Cualquiera que se entregue a la delicia de leer esta obra, sin prejuicios, encontrará en ella una claridad de conceptos asombrosa; así como una crudeza que es sólo explicable si recordamos que el destinatario inmediato del texto no era el anónimo lector, sino el príncipe al que se quería asesorar. Es dable suponer que si leemos los textos de asesoría política que algunos profesionales acometen en la actualidad, demos un brinco en la silla tan grande como el que dieron los primeros lectores de esta obra, considerada una pieza primigenia de la ciencia política o, por lo menos, del empirismo y la observación que preceden a las formulaciones científicas.
Enfrentemos la pregunta inicial.
Si el adjetivo “maquiavélico” se le endilga a todo aquel que se maneja con destreza en el laberinto del poder, apelando a simulaciones, a disfraces, a medias verdades signadas por la máxima maquiaveliana “El fin justifica los medios”, pues la verdad es que Maquiavelo no era maquiavélico. Sus consejos son directos, escandalosamente directos e, incluso, no aconseja la simulación sino en casos excepcionales.
En verdad, uno de los valores de la obra es su conocimiento del alma humana, aunque podrá decírseme que se trata del alma humana de uno de los períodos más corruptos y terribles de la historia, y es cierto.
Pero no es menos cierto que, sin ir muy lejos, durante el siglo XX asistimos a las atrocidades de genocidas de una ruindad indescriptible como fueron Stalin y sus verdugos, Hitler y el alto mando militar alemán.
Estos monstruos no quedan muy por debajo de César Borgia en sus fechorías.
Berlin da en el clavo cuando señala que la confusión sobre la obra maquiaveliana proviene de un equívoco: el florentino observaba la realidad política de su tiempo y de su país, y decía que, al margen de consideraciones morales, si se quería permanecer en el poder había que desarrollar virtudes paganas, las cristianas servían en otros ámbitos, no en el espacio del gobierno.
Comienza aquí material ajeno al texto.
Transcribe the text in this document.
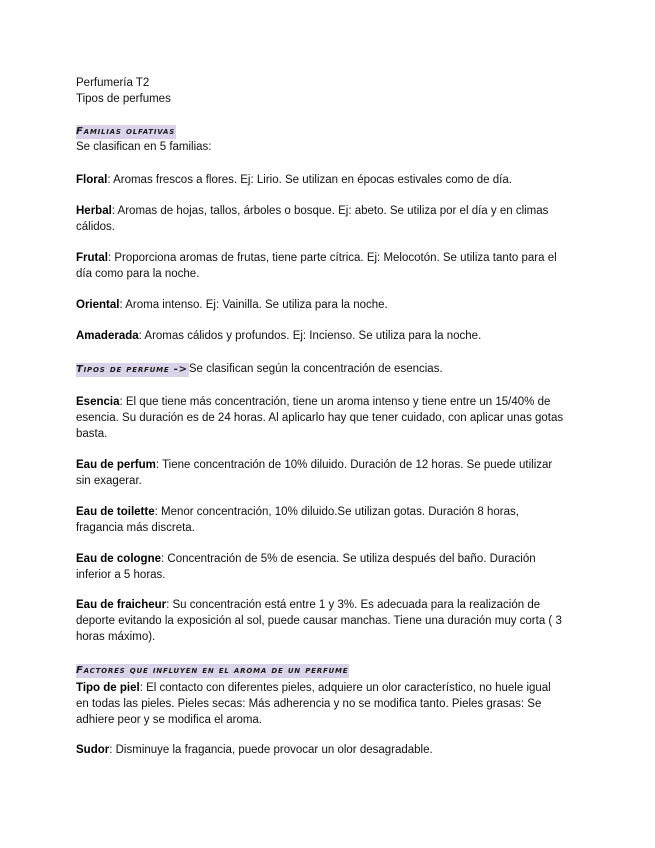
Perfumería T2

Tipos de perfumes

Familias olfativas

Se clasifican en 5 familias:

Floral: Aromas frescos a flores. Ej: Lirio. Se utilizan en épocas estivales como de día.

Herbal: Aromas de hojas, tallos, árboles o bosque. Ej: abeto. Se utiliza por el día y en climas
cálidos.

Frutal: Proporciona aromas de frutas, tiene parte cítrica. Ej: Melocotón. Se utiliza tanto para el
día como para la noche.

Oriental: Aroma intenso. Ej: Vainilla. Se utiliza para la noche.

Amaderada: Aromas cálidos y profundos. Ej: Incienso. Se utiliza para la noche.

Tipos de perfume ->Se clasifican según la concentración de esencias.

Esencia: El que tiene más concentración, tiene un aroma intenso y tiene entre un 15/40% de
esencia. Su duración es de 24 horas. Al aplicarlo hay que tener cuidado, con aplicar unas gotas
basta.

Eau de perfum: Tiene concentración de 10% diluido. Duración de 12 horas. Se puede utilizar
sin exagerar.

Eau de toilette: Menor concentración, 10% diluido.Se utilizan gotas. Duración 8 horas,
fragancia más discreta.

Eau de cologne: Concentración de 5% de esencia. Se utiliza después del baño. Duración
inferior a 5 horas.

Eau de fraicheur: Su concentración está entre 1 y 3%. Es adecuada para la realización de
deporte evitando la exposición al sol, puede causar manchas. Tiene una duración muy corta ( 3
horas máximo).

Factores que influyen en el aroma de un perfume

Tipo de piel: El contacto con diferentes pieles, adquiere un olor característico, no huele igual
en todas las pieles. Pieles secas: Más adherencia y no se modifica tanto. Pieles grasas: Se
adhiere peor y se modifica el aroma.

Sudor: Disminuye la fragancia, puede provocar un olor desagradable.
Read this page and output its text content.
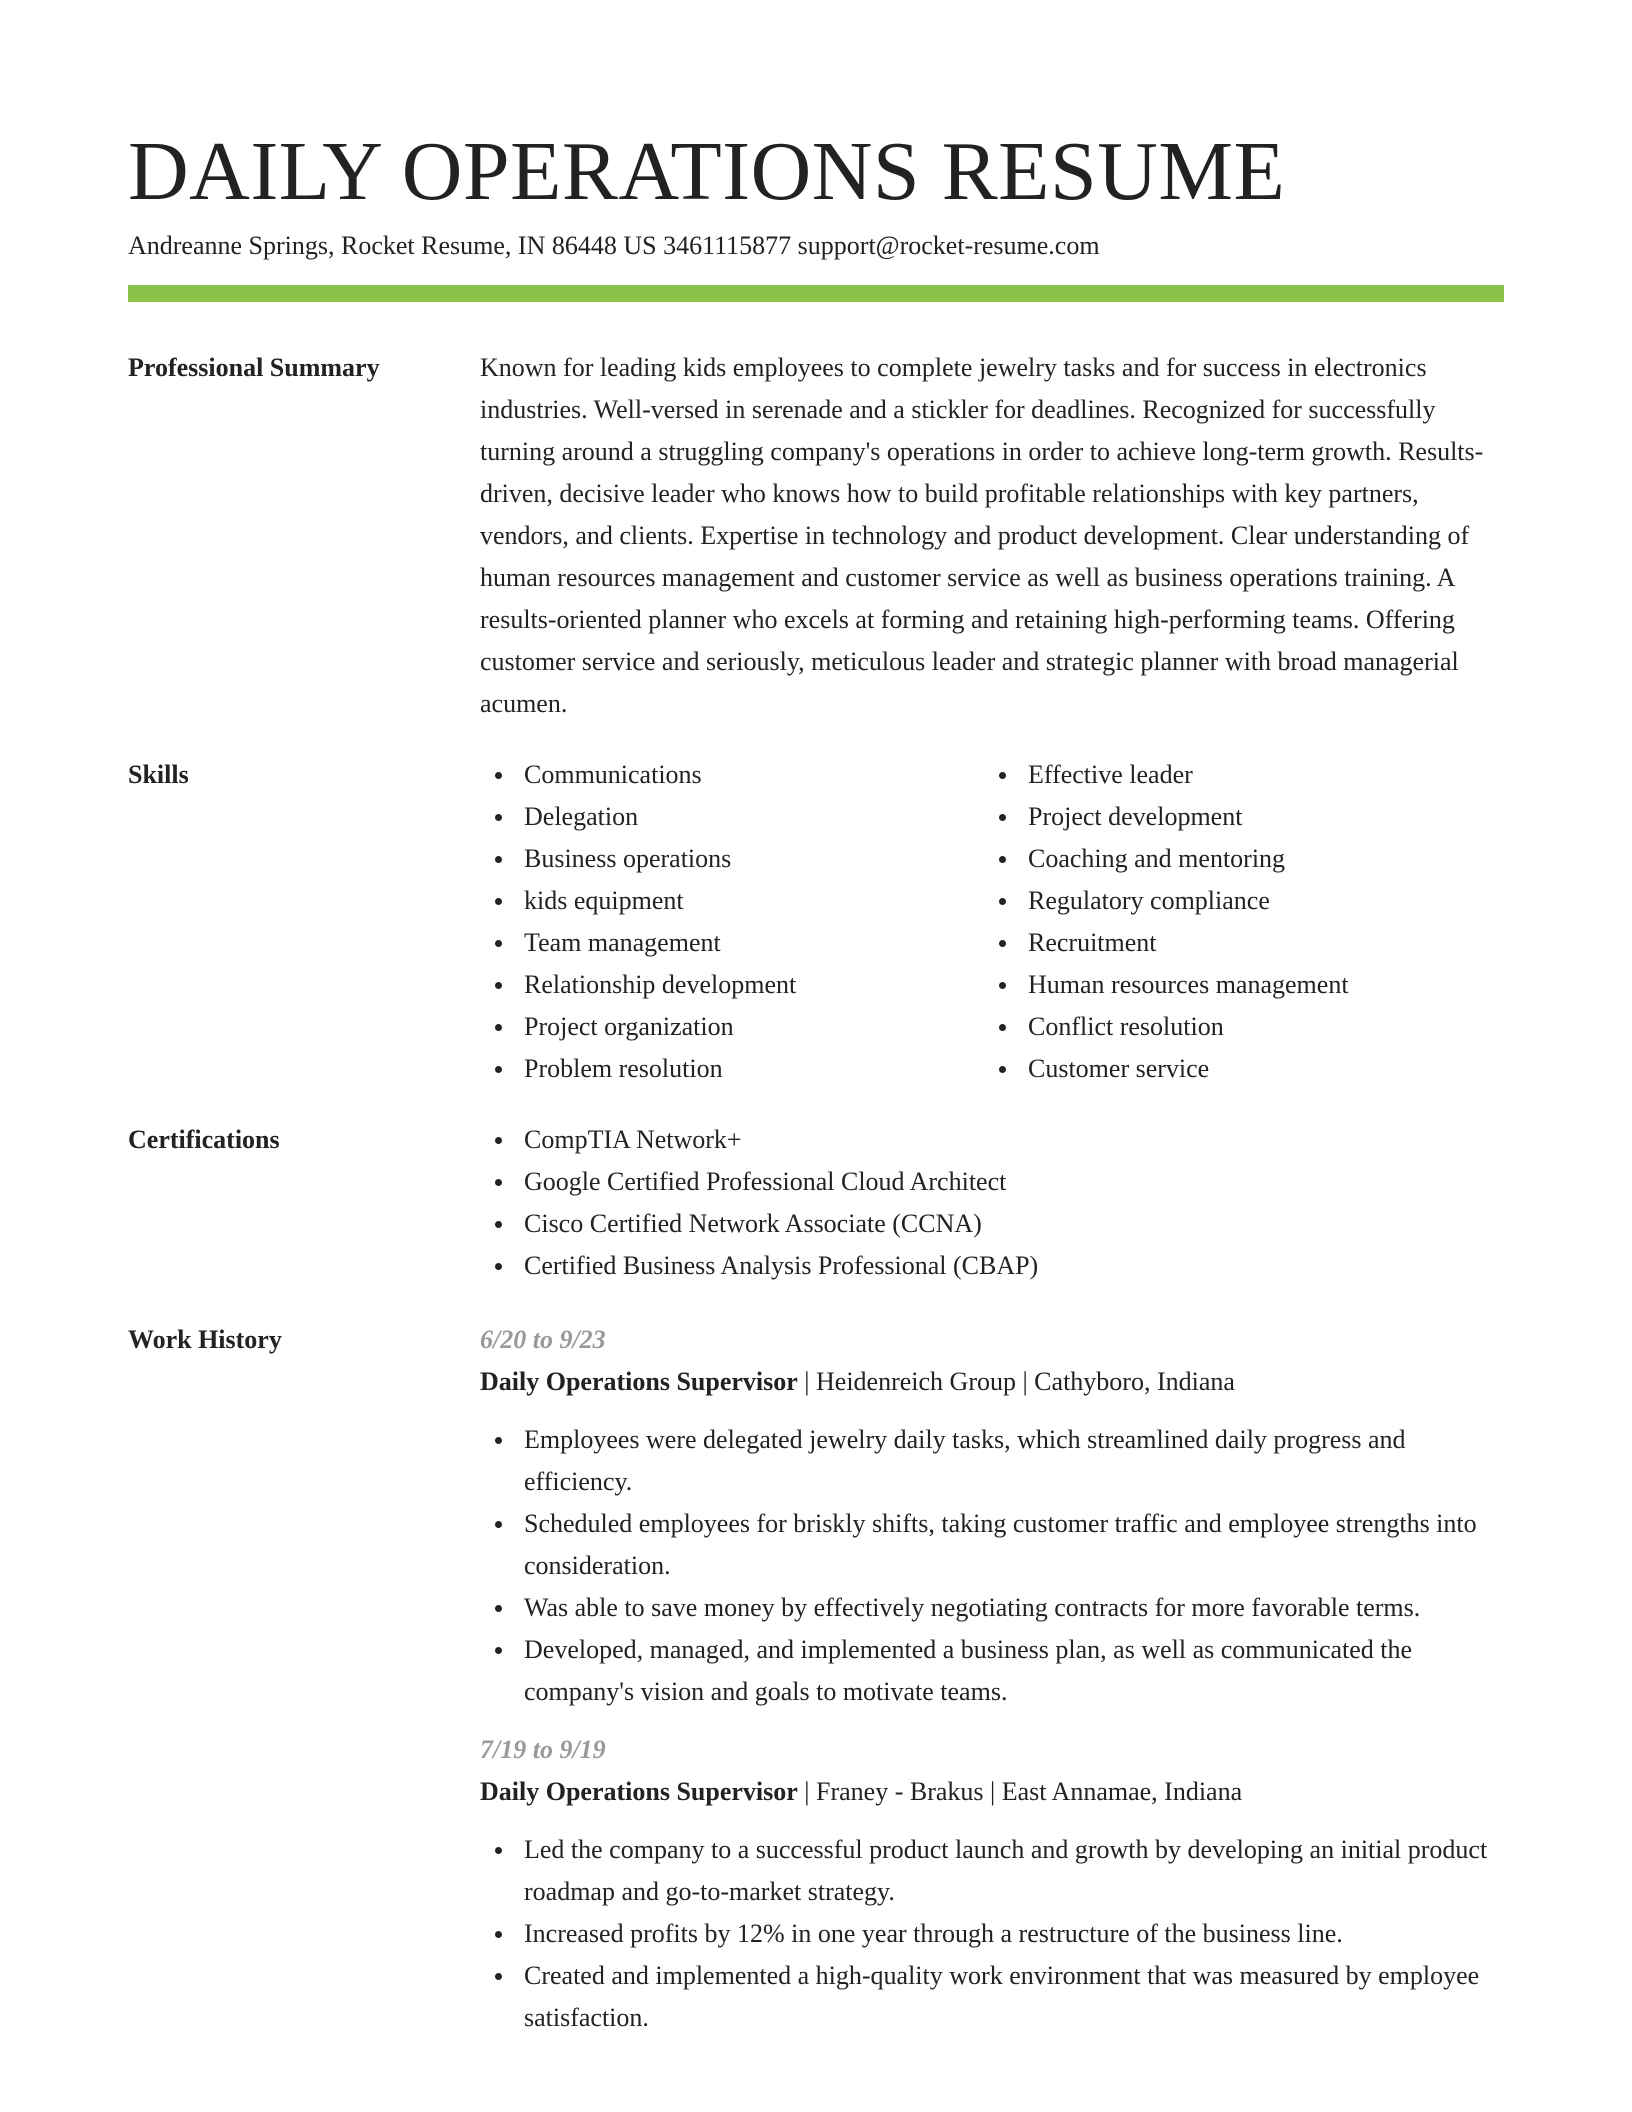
DAILY OPERATIONS RESUME
Andreanne Springs, Rocket Resume, IN 86448 US 3461115877 support@rocket-resume.com
Professional Summary	Known for leading kids employees to complete jewelry tasks and for success in electronics industries. Well-versed in serenade and a stickler for deadlines. Recognized for successfully turning around a struggling company's operations in order to achieve long-term growth. Results-driven, decisive leader who knows how to build profitable relationships with key partners, vendors, and clients. Expertise in technology and product development. Clear understanding of human resources management and customer service as well as business operations training. A results-oriented planner who excels at forming and retaining high-performing teams. Offering customer service and seriously, meticulous leader and strategic planner with broad managerial acumen.

Skills	Communications
Delegation
Business operations
kids equipment
Team management
Relationship development
Project organization
Problem resolution
Effective leader
Project development
Coaching and mentoring
Regulatory compliance
Recruitment
Human resources management
Conflict resolution
Customer service
Certifications	CompTIA Network+
Google Certified Professional Cloud Architect
Cisco Certified Network Associate (CCNA)
Certified Business Analysis Professional (CBAP)
Work History	6/20 to 9/23
Daily Operations Supervisor | Heidenreich Group | Cathyboro, Indiana
Employees were delegated jewelry daily tasks, which streamlined daily progress and efficiency.
Scheduled employees for briskly shifts, taking customer traffic and employee strengths into consideration.
Was able to save money by effectively negotiating contracts for more favorable terms.
Developed, managed, and implemented a business plan, as well as communicated the company's vision and goals to motivate teams.
7/19 to 9/19
Daily Operations Supervisor | Franey - Brakus | East Annamae, Indiana
Led the company to a successful product launch and growth by developing an initial product roadmap and go-to-market strategy.
Increased profits by 12% in one year through a restructure of the business line.
Created and implemented a high-quality work environment that was measured by employee satisfaction.
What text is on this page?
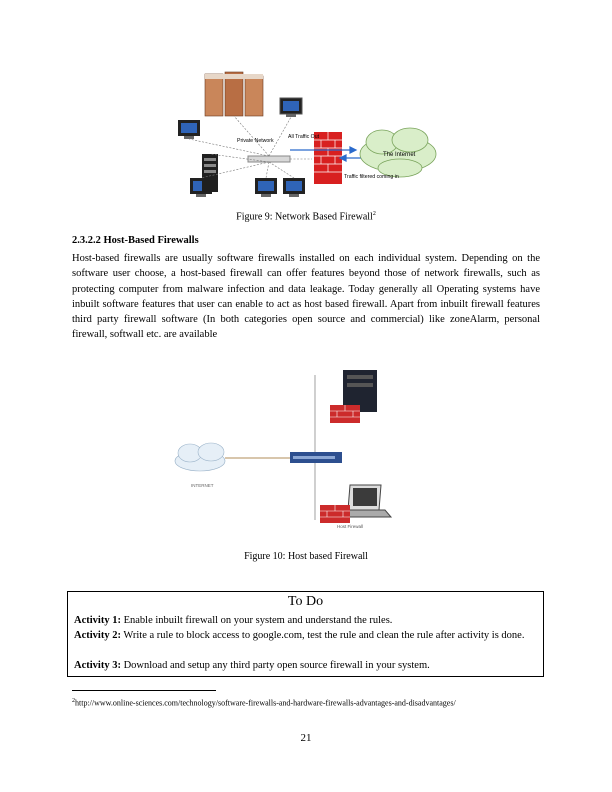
Private Network
All Traffic Out
Traffic filtered coming in
The Internet
Figure 9: Network Based Firewall$^2$
2.3.2.2 Host-Based Firewalls
Host-based firewalls are usually software firewalls installed on each individual system. Depending on the software user choose, a host-based firewall can offer features beyond those of network firewalls, such as protecting computer from malware infection and data leakage. Today generally all Operating systems have inbuilt software features that user can enable to act as host based firewall. Apart from inbuilt firewall features third party firewall software (In both categories open source and commercial) like zoneAlarm, personal firewall, softwall etc. are available
INTERNET
Host Firewall
Figure 10: Host based Firewall
To Do
Activity 1: Enable inbuilt firewall on your system and understand the rules.
Activity 2: Write a rule to block access to google.com, test the rule and clean the rule after activity is done.
Activity 3: Download and setup any third party open source firewall in your system.
$^2$http://www.online-sciences.com/technology/software-firewalls-and-hardware-firewalls-advantages-and-disadvantages/
21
A la luz de hoy en día, muchos de los consejos de Maquiavelo son éticamente inaceptables, pero conviene conocerlos a fondo porque no son pocos “los revolucionarios” que los ponen en práctica.
De hecho, ¿no fue Marx el que asumió para sí aquello de que “el fin justifica los medios” ? ¿No fue Fidel Castro el que tomó para sí aquello de “dentro de la revolución todo, fuera de la revolución, nada?”